Describe a memory or encounter in which you considered your faith, religion, spirituality — or lack of — for the first time.
Photographers, artists, poets: show us FAITH.
It does not really matter where you go in the town nearest to where I live, Solothurn. The cathedral dominates all views. A wonderful piece of architecture, built in 1762 by the architect Pisoni. Am I Roman catholic? No. The other Swiss religion is the Swiss Reform Church, my husband’s religion, of which I also do not belong. He is also not a regular church goer.
I was born into a family that were Church of England (our local church was high church, so you could say Anglo Catholic, but we do not have a pope, just a Queen as the boss). Anyhow bible is bible and it was all taught in school and in the scripture lesson. A third of our school was of the jewish faith, very dominant in my area of London in my younger years. Every morning at our school we had a general assembly with bible readings we all sung a few hymns.The Jewish section of the school did their own thing. It was law in England and I did not really question anything. I also did not spend a lot of time thinking about it. Religion was just not in my thoughts.
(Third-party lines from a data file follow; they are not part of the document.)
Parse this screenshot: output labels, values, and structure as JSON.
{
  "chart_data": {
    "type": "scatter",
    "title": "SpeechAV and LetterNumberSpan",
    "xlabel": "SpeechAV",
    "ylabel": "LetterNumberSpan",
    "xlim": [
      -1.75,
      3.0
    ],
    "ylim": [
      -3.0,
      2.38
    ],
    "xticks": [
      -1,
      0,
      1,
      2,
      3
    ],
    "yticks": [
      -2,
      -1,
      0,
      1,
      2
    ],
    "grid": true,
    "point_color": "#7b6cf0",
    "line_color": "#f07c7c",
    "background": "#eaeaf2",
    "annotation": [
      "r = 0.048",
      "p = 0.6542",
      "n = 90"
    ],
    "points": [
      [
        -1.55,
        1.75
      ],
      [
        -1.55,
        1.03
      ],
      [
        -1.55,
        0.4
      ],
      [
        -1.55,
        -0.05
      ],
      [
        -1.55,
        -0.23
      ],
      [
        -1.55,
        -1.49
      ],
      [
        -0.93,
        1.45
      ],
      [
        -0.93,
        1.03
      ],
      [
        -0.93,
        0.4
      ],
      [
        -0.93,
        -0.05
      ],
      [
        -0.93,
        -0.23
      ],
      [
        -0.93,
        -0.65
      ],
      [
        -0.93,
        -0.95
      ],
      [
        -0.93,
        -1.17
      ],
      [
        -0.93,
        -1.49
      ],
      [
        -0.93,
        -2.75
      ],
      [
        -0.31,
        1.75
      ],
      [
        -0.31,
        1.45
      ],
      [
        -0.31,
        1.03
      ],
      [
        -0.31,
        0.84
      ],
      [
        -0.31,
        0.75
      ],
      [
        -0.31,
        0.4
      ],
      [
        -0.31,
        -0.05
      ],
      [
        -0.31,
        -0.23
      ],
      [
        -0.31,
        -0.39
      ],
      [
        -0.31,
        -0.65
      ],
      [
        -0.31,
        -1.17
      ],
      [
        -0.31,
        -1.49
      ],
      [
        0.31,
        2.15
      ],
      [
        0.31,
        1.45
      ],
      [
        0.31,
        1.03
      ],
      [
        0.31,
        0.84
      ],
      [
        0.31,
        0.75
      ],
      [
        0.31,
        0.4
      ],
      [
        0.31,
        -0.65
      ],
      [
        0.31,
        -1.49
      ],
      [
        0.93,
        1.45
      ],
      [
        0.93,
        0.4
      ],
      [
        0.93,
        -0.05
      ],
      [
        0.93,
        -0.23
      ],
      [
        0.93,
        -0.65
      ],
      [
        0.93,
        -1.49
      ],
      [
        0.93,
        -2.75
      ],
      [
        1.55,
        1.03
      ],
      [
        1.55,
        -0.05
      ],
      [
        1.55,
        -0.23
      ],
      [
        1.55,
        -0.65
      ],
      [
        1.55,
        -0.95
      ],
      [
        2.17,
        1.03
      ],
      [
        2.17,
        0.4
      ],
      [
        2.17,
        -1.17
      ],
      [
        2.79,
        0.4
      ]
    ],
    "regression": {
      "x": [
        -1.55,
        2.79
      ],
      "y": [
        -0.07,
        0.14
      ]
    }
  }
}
One fine day (or perhaps not so fine for some) I did get thinking about this religion thing. I had no vision, no dream and no sudden awaking moment. I just got thinking. I am a very logical person, so I came to the conclusion that religion was not logical. All those miracles and sudden wonders seemed to avoid me. In the meanwhile my grandmother and aunt got involved somehow in a religion (was it Pentecostal?) where they were baptised and had about 3-4 bibles at home. I even witnessed a baptism. Then the good souls of this community started mixing in their private life. I was about 14 years old at the time. Somehow I had a feeling this was not religion, but meddling and my mum and dad were not happy with the situation.
In the meanwhile I have made my decision. I do not belong to the Swiss church or any other sort of church. I suppose I could say I am an atheist, but I see no reason why I should have a label. Everyone seems to think I am missing something in life, and their big statement seems to be “You must believe in something”. Really, must I? I believe in a world based on the course of nature, which often unfortunately gets a bit thrown out of its course, by human meddling.
I like the new pope, really. He has both feet on the ground, has tolerance and understanding for others and shows what human feelings are. I have no problem with Islam, as long as it is Islam and not this fundamental narrow minded bomb-throwing rubbish. After all I worked for a Muslim boss and lived with his family, wife and kids, for two years. I did not miss pork, and ate the same food as he ate, and if he said “bismillah” before every meal it did not bother me. Some Christians say Grace.
Anyhow, I had no encounter to make my decision. I just try to do things right, which is not always easy. Above all I want to be tolerant of all other religions and beliefs. The beginnings of many religions and beliefs have an interesting history. Just do not try to convert me, I am happy the way I am.